Si une adhérence qui tombe sous la représentation-prédicat revient au sujet, alors la proposition est vraie. Ainsi, [Johanne a le courage] est vraie, car le courage de Johanne tombe lui aussi sous la représentation [courage]. [Cette poule mouillée-là a du courage] est fausse, car aucune des adhérences qui tombent sous la représentation [courage] ne revient à cette poule mouillée : il n’y a pas une telle chose que le courage de cette poule mouillée-là.

Mais qu’en est-il des affirmations qui concernent des propriétés ? Il n’en est pas autrement lorsqu’il s’agit d’une affirmation sur une adhérence déterminée :

(AA)

(l’adhérence) a a b

[L’ironie de Morissey a du mordant] est vraie, car toutes les adhérences de mordant, et cela vaut donc pour le mordant de l’ironie de Morissey, tombent sous la représentation [mordant].

Un cas difficile pour terminer. Je n’ai certes pas démontré ici qu’il n’y a pas de place dans l’ontologie de Bolzano pour les attributs — et la question n’est donc ici qu’hypothétique — mais on peut se demander comment, s’il n’y avait pas, en plus des adhérences individuelles, l’attribut qui leur correspond (c’est-à-dire, s’il n’y avait pas en plus du courage de Johanne, du courage de Socrate, etc. un attribut abstrait courage), on devrait transiger avec des expressions générales qui portent sur les propriétés comme « le courage est une vertu » ou « rouge est une couleur ». Si les termes de propriétés dans les affirmations générales de cette espèce sont employés de la même manière que dans les propositions précédentes, ils expriment des représentations sous lesquelles tombent des adhérences. L’utilisation du singulier doit donc être comprise, dans ce cas comme dans les autres, comme une marotte de la langue. Cependant, il arrive qu’on emploie effectivement le singulier de manière similaire lorsqu’on a affaire à des substances. On dit que l’homme est mortel mais on ne parle pas d’un homme particulier mais de tous les hommes (c’est du moins la compréhension qu’à Bolzano de cette tournure de phrase)[36].. On dit la même chose, mais peut-être d’une manière un peu plus transparente avec l’énoncé « Tout homme est mortel ».

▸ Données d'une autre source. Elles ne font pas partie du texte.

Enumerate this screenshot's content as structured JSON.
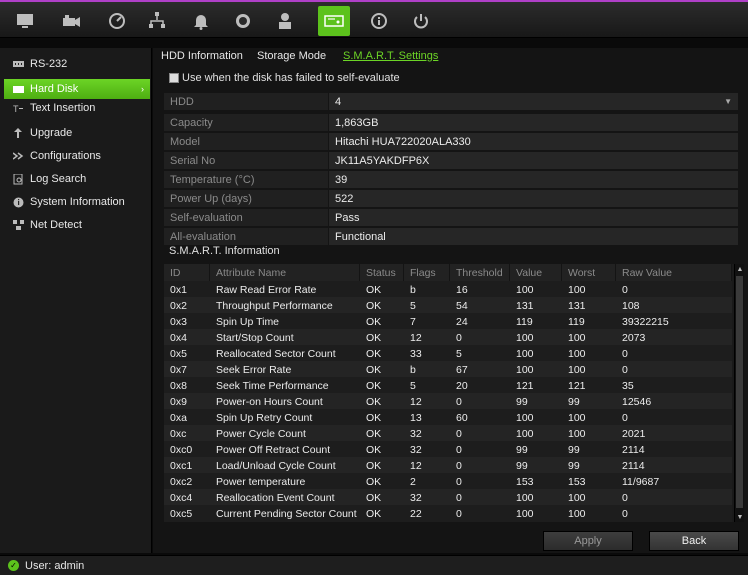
{
  "colors": {
    "accent": "#5cc21c",
    "top_border": "#b040c8",
    "label_gray": "#8a8a8a"
  },
  "topbar": {
    "icons": [
      {
        "name": "monitor-icon"
      },
      {
        "name": "camera-icon"
      },
      {
        "name": "playback-icon"
      },
      {
        "name": "network-icon"
      },
      {
        "name": "alarm-bell-icon"
      },
      {
        "name": "record-icon"
      },
      {
        "name": "user-icon"
      },
      {
        "name": "hdd-icon",
        "active": true
      },
      {
        "name": "info-icon"
      },
      {
        "name": "power-icon"
      }
    ]
  },
  "sidebar": {
    "items": [
      {
        "label": "RS-232",
        "icon": "rs232-icon"
      },
      {
        "label": "Hard Disk",
        "icon": "harddisk-icon",
        "active": true
      },
      {
        "label": "Text Insertion",
        "icon": "text-insertion-icon"
      },
      {
        "label": "Upgrade",
        "icon": "upgrade-icon"
      },
      {
        "label": "Configurations",
        "icon": "configurations-icon"
      },
      {
        "label": "Log Search",
        "icon": "log-search-icon"
      },
      {
        "label": "System Information",
        "icon": "system-information-icon"
      },
      {
        "label": "Net Detect",
        "icon": "net-detect-icon"
      }
    ]
  },
  "tabs": [
    {
      "label": "HDD Information"
    },
    {
      "label": "Storage Mode"
    },
    {
      "label": "S.M.A.R.T. Settings",
      "active": true
    }
  ],
  "checkbox": {
    "label": "Use when the disk has failed to self-evaluate",
    "checked": false
  },
  "info": [
    {
      "label": "HDD",
      "value": "4",
      "select": true
    },
    {
      "label": "Capacity",
      "value": "1,863GB"
    },
    {
      "label": "Model",
      "value": "Hitachi HUA722020ALA330"
    },
    {
      "label": "Serial No",
      "value": "JK11A5YAKDFP6X"
    },
    {
      "label": "Temperature (°C)",
      "value": "39"
    },
    {
      "label": "Power Up (days)",
      "value": "522"
    },
    {
      "label": "Self-evaluation",
      "value": "Pass"
    },
    {
      "label": "All-evaluation",
      "value": "Functional"
    }
  ],
  "smart": {
    "title": "S.M.A.R.T. Information",
    "columns": [
      "ID",
      "Attribute Name",
      "Status",
      "Flags",
      "Threshold",
      "Value",
      "Worst",
      "Raw Value"
    ],
    "rows": [
      [
        "0x1",
        "Raw Read Error Rate",
        "OK",
        "b",
        "16",
        "100",
        "100",
        "0"
      ],
      [
        "0x2",
        "Throughput Performance",
        "OK",
        "5",
        "54",
        "131",
        "131",
        "108"
      ],
      [
        "0x3",
        "Spin Up Time",
        "OK",
        "7",
        "24",
        "119",
        "119",
        "39322215"
      ],
      [
        "0x4",
        "Start/Stop Count",
        "OK",
        "12",
        "0",
        "100",
        "100",
        "2073"
      ],
      [
        "0x5",
        "Reallocated Sector Count",
        "OK",
        "33",
        "5",
        "100",
        "100",
        "0"
      ],
      [
        "0x7",
        "Seek Error Rate",
        "OK",
        "b",
        "67",
        "100",
        "100",
        "0"
      ],
      [
        "0x8",
        "Seek Time Performance",
        "OK",
        "5",
        "20",
        "121",
        "121",
        "35"
      ],
      [
        "0x9",
        "Power-on Hours Count",
        "OK",
        "12",
        "0",
        "99",
        "99",
        "12546"
      ],
      [
        "0xa",
        "Spin Up Retry Count",
        "OK",
        "13",
        "60",
        "100",
        "100",
        "0"
      ],
      [
        "0xc",
        "Power Cycle Count",
        "OK",
        "32",
        "0",
        "100",
        "100",
        "2021"
      ],
      [
        "0xc0",
        "Power Off Retract Count",
        "OK",
        "32",
        "0",
        "99",
        "99",
        "2114"
      ],
      [
        "0xc1",
        "Load/Unload Cycle Count",
        "OK",
        "12",
        "0",
        "99",
        "99",
        "2114"
      ],
      [
        "0xc2",
        "Power temperature",
        "OK",
        "2",
        "0",
        "153",
        "153",
        "11/9687"
      ],
      [
        "0xc4",
        "Reallocation Event Count",
        "OK",
        "32",
        "0",
        "100",
        "100",
        "0"
      ],
      [
        "0xc5",
        "Current Pending Sector Count",
        "OK",
        "22",
        "0",
        "100",
        "100",
        "0"
      ]
    ]
  },
  "buttons": {
    "apply": "Apply",
    "back": "Back"
  },
  "status": {
    "user_text": "User: admin"
  }
}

On peut se servir de ce modèle pour les affirmations qui portent sur des propriétés. On peut ramener « le courage est une vertu » à la forme standard en deux étapes. On s’occupe d’abord du prédicat et on parvient alors à « Le courage a (la propriété) d’être une vertu » et on énonce ensuite explicitement le quantificateur universel qui se camoufle sous l’usage du singulier : « Tout courage a (la propriété) d’être une vertu ». D’une manière analogue on obtient à partir de « Rouge est une couleur » l’énoncé « Tout rouge a (la propriété) d’être une couleur ». Le premier énoncé exprime une proposition vraie, car tout objet qui tombe sous la représentation-sujet, c’est-à-dire tout courage, a une adhérence, à savoir, celle d’être une vertu. Et tout rouge a également une adhérence du type être une couleur.

Pour parler en termes généraux, la stratégie consiste ici à comprendre les affirmations de la forme :

  • (la propriété) b a c

  • comme exprimant

  • Toute (adhérence) b a c

Bien entendu, une telle position pose certaines difficultés et suscitera des questions, mais celles-ci dépassent le cadre de notre introduction au modèle bolzanien. Nous espérons toutefois avoir atteint notre objectif et avoir convaincu le lecteur qu’il est erroné d’assimiler la sémantique bolzanienne et son concept central d’énoncer une propriété avec le concept sémantique classique de l’attribut comme entité énoncée. Bolzano offre un modèle alternatif hautement intéressant qui mérite une investigation détaillée. Terminons en mentionnant que l’étude de Mertz (1996) montre de manière impressionnante ce que peut permettre une telle position : il y développe une sémantique formelle complète qui concordent dans ses grandes lignes avec les traits principaux de notre esquisse du modèle bolzanien [37].